41. Tak Berdaya
= Jakarta, 2021 =
Di rumah kakeknya di Jakarta, Faisal kalang kabut. Sudah beberapa hari Yun tidak menjawab panggilannya. Pesan teks pun hanya dibaca, tidak dibalas. Pasalnya mereka sempat bertengkar.
Semua bermula ketika Faisal merasa perilaku Yun terlihat semakin aneh. Gadis itu sering tidak fokus. Baru bicara satu hal, tiba-tiba berubah topik. Lantas yang paling mencemaskan adalah kecurigaannya pada segala macam hal. Dari mulai teman sekantor yang meremehkan dirinya, hingga kepala Puskesmas yang katanya mengerikan bak nenek sihir.
"Yun, mana obatmu? Aku mau lihat sisanya," ujar Faisal saat video call malam itu.
Yun merengut. "Kamu curiga terus. Aku minum rutin, kok."
"Iya, aku percaya. Aku cuma mau lihat. Kenapa nggak boleh?"
"Itu sama aja kamu nggak percaya aku, Faisal." Mulut Yun semakin manyun.
"Bukan begitu. Aku sayang kamu, makanya aku mau lihat obatmu. Kan kata Bu Sur obat itu masa depanmu. Jadi, aku mau lihat masa depanmu, cerah apa enggak," bujuk Faisal.
Dengan mulut masih manyun, Yun akhirnya menunjukkan kantong obatnya ke depan kamera. "Ini! Udah berkurang, 'kan?"
Faisal hanya bisa mendesah. "Kalau begitu, yuk diminum sekarang, aku mau lihat," ujar Faisal, mengikuti ajaran Suryani.
"Aku udah minum sebelum kamu vidcall," kilah Yun.
Faisal menjadi kesal. Ia berharap Yun tertib minum obat. Kalau begini, ia tidak tahu obat itu benar sudah diminum atau tidak. "Aduuuh, kenapa kamu minum duluan? Aku kan udah bilang tunggu aku vidcall baru minum," tegur Faisal agak keras.
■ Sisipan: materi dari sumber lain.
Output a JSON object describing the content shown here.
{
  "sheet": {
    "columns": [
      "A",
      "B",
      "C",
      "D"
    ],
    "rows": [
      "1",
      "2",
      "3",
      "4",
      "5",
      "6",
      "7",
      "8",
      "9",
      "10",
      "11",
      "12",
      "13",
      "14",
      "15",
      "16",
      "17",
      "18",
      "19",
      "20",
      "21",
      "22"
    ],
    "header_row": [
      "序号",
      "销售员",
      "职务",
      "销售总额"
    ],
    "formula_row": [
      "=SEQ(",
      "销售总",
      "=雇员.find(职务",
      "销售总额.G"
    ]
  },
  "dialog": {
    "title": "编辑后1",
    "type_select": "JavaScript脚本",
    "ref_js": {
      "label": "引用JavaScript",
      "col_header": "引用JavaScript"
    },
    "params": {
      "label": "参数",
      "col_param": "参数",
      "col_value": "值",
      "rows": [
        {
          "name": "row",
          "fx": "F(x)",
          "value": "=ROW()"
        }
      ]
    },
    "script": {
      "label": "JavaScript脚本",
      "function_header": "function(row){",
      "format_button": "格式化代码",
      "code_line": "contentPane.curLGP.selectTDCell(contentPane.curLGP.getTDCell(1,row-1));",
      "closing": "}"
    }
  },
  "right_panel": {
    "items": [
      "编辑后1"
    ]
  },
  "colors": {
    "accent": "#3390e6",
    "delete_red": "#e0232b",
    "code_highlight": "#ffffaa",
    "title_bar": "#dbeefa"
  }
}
"Kok kamu nggak percaya aku, sih?" keluh Yun. "Aku minum beneran, kok."
"Yun, aku nggak suka kamu begini. Obat itu demi masa depan kamu sendiri!" Suara Faisal mulai meninggi. Matanya menatap tajam. "Kamu seharusnya merawat diri sendiri, Yun. Kalau udah tahu harus minum sesuai dosis, ya harus dilakukan, dong!"
"Aku tahu apa yang aku butuhkan, kok. Kamu nggak usah curigaan begitu!" Yun ikut sewot karena dimarahi Faisal. Tatapan tajam Faisal menusuk tepat ke jantungnya.
"Aku nggak curigaan. Tapi kamu memang pernah curang minum obat. Gimana aku bisa percaya begitu aja?"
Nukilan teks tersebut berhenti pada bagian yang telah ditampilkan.